Case Study

GoogleDigital Garage

Digital literacy is becoming more and more common, with The Good Things Foundation reporting that 90% of new UK jobs require it. Having said that, 69% of businesses in Manchester say that their number one barrier to growth is down to their lack of access of highly skilled workers. And similarly, under half of 18 to 25-year-olds believe the skills they need to enter today’s workforce come from their education.

Off the back of this, Google launched its Digital Garage in the UK. They wanted to help tackle the lack of digital literacy by offering UK residents free workshops to improve the skills they need to find jobs, progress in their career or grow their business.

The workshops are open to anyone and they’re offering five free workshops to every UK resident. They can register online beforehand or pop in on the day, taking part it in either the free workshops or one-to-one mentoring with expert coaches.

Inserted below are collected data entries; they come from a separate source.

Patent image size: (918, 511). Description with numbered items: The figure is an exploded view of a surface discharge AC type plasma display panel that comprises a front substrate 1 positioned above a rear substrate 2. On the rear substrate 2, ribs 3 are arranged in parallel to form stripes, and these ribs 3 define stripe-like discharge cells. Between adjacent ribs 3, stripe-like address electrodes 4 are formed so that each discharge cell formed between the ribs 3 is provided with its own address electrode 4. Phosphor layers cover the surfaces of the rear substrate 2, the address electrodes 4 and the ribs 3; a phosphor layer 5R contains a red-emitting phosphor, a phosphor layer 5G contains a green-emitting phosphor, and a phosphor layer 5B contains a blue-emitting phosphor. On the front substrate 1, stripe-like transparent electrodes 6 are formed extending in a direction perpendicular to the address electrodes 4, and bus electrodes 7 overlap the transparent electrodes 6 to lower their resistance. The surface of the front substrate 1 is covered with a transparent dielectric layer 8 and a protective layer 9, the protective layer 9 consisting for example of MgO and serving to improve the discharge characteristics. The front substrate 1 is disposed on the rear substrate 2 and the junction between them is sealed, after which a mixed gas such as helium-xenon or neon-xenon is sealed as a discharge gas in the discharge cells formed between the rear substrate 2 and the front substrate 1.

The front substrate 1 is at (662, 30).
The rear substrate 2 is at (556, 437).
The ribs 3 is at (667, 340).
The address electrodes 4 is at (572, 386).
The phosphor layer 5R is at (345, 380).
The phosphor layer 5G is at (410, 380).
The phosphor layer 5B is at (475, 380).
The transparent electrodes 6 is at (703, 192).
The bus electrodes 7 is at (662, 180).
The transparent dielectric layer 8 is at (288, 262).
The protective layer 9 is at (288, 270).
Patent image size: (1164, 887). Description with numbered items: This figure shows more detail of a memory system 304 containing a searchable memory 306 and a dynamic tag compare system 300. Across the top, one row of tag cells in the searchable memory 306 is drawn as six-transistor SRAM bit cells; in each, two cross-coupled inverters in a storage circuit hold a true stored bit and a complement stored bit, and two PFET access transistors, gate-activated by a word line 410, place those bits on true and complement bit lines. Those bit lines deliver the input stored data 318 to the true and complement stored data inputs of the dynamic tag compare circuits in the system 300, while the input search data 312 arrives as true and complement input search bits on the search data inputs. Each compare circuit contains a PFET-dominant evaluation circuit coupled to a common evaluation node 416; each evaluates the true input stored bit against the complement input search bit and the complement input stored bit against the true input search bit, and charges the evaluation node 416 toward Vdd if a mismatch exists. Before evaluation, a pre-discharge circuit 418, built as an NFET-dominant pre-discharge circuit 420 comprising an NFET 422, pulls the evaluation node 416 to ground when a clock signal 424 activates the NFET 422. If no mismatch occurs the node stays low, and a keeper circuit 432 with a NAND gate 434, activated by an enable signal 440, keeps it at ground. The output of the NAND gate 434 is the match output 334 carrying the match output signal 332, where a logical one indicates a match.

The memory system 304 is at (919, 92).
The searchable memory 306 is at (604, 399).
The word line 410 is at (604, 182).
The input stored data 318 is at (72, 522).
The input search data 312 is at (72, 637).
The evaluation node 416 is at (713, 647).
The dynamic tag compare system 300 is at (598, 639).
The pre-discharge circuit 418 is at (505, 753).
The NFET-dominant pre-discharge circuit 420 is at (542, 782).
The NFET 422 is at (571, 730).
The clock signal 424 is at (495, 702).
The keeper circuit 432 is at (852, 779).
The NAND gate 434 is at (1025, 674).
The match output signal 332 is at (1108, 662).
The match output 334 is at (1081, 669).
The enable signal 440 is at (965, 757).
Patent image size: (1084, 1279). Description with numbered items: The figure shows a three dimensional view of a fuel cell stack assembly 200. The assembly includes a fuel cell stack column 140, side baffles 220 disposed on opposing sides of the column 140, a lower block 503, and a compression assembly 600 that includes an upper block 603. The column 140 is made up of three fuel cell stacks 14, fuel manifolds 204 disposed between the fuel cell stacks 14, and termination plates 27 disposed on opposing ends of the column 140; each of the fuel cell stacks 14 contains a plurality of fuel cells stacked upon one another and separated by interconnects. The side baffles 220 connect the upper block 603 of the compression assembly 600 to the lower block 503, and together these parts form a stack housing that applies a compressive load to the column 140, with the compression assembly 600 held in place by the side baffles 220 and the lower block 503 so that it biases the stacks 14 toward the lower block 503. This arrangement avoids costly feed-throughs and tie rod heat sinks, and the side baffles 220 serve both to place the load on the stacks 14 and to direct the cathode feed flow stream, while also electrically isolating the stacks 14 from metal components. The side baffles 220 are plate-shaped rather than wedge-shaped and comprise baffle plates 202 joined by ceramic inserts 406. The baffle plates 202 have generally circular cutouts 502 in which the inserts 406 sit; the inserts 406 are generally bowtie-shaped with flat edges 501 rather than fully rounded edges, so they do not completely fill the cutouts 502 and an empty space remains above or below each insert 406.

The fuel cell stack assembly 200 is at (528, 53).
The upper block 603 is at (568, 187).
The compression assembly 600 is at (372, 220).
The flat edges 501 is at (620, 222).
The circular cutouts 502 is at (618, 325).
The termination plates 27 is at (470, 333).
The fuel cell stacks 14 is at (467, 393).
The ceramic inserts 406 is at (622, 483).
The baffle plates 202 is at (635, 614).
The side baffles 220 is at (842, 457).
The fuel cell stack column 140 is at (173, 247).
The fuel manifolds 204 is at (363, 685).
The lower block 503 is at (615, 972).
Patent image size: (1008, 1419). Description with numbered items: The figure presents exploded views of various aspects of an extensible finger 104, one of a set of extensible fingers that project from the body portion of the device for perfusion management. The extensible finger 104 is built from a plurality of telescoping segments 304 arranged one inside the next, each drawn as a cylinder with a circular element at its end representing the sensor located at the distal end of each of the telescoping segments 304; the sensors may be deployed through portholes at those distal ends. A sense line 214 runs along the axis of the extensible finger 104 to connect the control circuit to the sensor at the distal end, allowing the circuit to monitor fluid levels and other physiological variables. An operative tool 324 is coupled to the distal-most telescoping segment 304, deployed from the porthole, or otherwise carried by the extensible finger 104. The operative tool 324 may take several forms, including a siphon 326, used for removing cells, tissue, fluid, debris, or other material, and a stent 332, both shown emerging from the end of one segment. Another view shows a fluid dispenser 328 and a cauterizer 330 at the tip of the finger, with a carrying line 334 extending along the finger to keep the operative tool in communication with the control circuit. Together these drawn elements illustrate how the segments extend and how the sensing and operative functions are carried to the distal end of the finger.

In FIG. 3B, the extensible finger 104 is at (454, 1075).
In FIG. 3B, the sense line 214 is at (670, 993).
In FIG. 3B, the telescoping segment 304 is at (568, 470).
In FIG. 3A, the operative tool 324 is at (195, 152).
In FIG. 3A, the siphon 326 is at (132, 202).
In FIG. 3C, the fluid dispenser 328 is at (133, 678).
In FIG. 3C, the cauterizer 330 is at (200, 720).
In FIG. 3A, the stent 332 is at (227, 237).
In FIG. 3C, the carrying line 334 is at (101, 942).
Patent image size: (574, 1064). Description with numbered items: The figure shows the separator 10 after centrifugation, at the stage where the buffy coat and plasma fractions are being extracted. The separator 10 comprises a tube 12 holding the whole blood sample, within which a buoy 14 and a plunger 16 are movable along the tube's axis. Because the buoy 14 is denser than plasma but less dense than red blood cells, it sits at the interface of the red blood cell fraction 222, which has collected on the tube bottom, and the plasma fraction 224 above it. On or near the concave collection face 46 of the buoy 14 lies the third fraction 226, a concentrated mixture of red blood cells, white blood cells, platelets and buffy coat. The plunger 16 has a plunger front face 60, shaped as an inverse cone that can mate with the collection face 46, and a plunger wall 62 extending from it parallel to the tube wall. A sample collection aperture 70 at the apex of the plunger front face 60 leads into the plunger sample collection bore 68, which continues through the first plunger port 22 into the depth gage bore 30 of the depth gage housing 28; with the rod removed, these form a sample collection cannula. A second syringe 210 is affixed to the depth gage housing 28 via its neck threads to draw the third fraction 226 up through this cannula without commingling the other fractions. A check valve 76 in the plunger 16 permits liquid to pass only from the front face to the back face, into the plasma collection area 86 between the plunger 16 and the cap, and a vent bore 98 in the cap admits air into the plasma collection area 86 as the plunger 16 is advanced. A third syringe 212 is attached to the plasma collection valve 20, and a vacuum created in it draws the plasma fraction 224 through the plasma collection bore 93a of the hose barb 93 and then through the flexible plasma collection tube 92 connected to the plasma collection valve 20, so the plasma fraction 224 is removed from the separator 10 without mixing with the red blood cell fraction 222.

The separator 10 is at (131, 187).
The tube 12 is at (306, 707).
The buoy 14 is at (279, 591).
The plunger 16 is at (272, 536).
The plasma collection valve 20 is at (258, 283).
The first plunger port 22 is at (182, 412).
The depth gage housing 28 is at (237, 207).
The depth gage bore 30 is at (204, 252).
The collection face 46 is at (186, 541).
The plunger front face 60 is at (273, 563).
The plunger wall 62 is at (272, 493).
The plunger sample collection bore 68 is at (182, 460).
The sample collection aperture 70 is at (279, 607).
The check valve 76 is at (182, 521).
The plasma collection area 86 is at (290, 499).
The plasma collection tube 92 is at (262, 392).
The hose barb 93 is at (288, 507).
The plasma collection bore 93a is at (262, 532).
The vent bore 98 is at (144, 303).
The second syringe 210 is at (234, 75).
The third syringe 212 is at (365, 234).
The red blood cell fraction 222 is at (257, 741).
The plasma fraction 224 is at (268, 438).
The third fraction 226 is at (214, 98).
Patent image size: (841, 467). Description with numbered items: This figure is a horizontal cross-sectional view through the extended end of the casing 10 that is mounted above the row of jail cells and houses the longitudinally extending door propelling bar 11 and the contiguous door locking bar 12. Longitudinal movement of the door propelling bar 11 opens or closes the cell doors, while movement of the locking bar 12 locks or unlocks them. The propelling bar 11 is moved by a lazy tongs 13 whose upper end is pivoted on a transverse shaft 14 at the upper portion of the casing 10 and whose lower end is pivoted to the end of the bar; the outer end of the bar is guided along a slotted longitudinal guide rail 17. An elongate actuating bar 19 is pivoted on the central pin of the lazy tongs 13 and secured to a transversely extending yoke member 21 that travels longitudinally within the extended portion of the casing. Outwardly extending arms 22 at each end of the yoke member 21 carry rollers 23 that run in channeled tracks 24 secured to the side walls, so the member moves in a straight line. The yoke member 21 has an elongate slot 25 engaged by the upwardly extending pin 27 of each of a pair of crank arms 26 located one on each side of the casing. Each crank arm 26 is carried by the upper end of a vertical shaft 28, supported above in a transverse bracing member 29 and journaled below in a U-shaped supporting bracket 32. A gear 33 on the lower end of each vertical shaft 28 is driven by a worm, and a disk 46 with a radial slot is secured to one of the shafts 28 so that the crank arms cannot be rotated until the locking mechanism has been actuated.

  • Estimated 250,000 people trained via the web and at events from Port Talbot to Glasgow


It’s easy to be cynical when thinking about the big corporates but putting that aside for the moment here, there’s a whole bucket of behaviours on display: The POWER OF FREE, RECIPROCITY and SOCIAL INCENTIVE. The latter is perhaps the most motivating whereby social reward can be of greater value than money. And reputation, which is the driver, is incredibly important to Google’s brand equity and their balance sheet.

Case Study

BarclaysDigital Eagles

Barclays set out to have the most digital savvy team of workers in UK retail. They soon realised though that not everyone was comfortable with digital, as the Wi-Fi and iPads put in every bank weren’t being used.

From this came their Digital Eagles program. Up to now, it’s successfully trained 16,000 of it’s 45,000 staff as digital ambassadors for the public. Barclays aim to make staff feel comfortable with digital and encourage them to develop knowledge and skills that can be passed on to customers.

With digital-savviness becoming more common amongst staff, they introduced a new mobile-friendly internal collaboration app – MyZone. With training programs, YouTube-style video sharing and VoiP calling, it replaced their old Sharepoint sites.

Part of the app, MySite, has helped to develop new digital outreach initiatives. During Code Playground, the Digital Eagles run two hour coding sessions at local Barclays branches for children and parents. The target was to hold 500 sessions across the UK in the first year but they ended up holding 5,500. The Digital Eagles also cater to the older generation with their free ‘Tea and Teach’ sessions. Off the back of this, Barclays then helped to set up a website for the UK’s Walking Football league, which is a walking version of football that’s for older people.

In just two years, the number of customers who only interact digitally has risen from 2% to 13%. And the number of customers who go in store has dropped from 40% to 29%. So now, Barclays are looking to transform redundant branches into ‘Eagle Labs’. The spaces are either maker studios equipped with 3D printers and laser cutters or digital workspaces for start-ups.


When it comes to behaviours, ditto Google. Given that decision making is so complex we would also include the COMMITMENT PLEDGE as part of Barclays behaviour.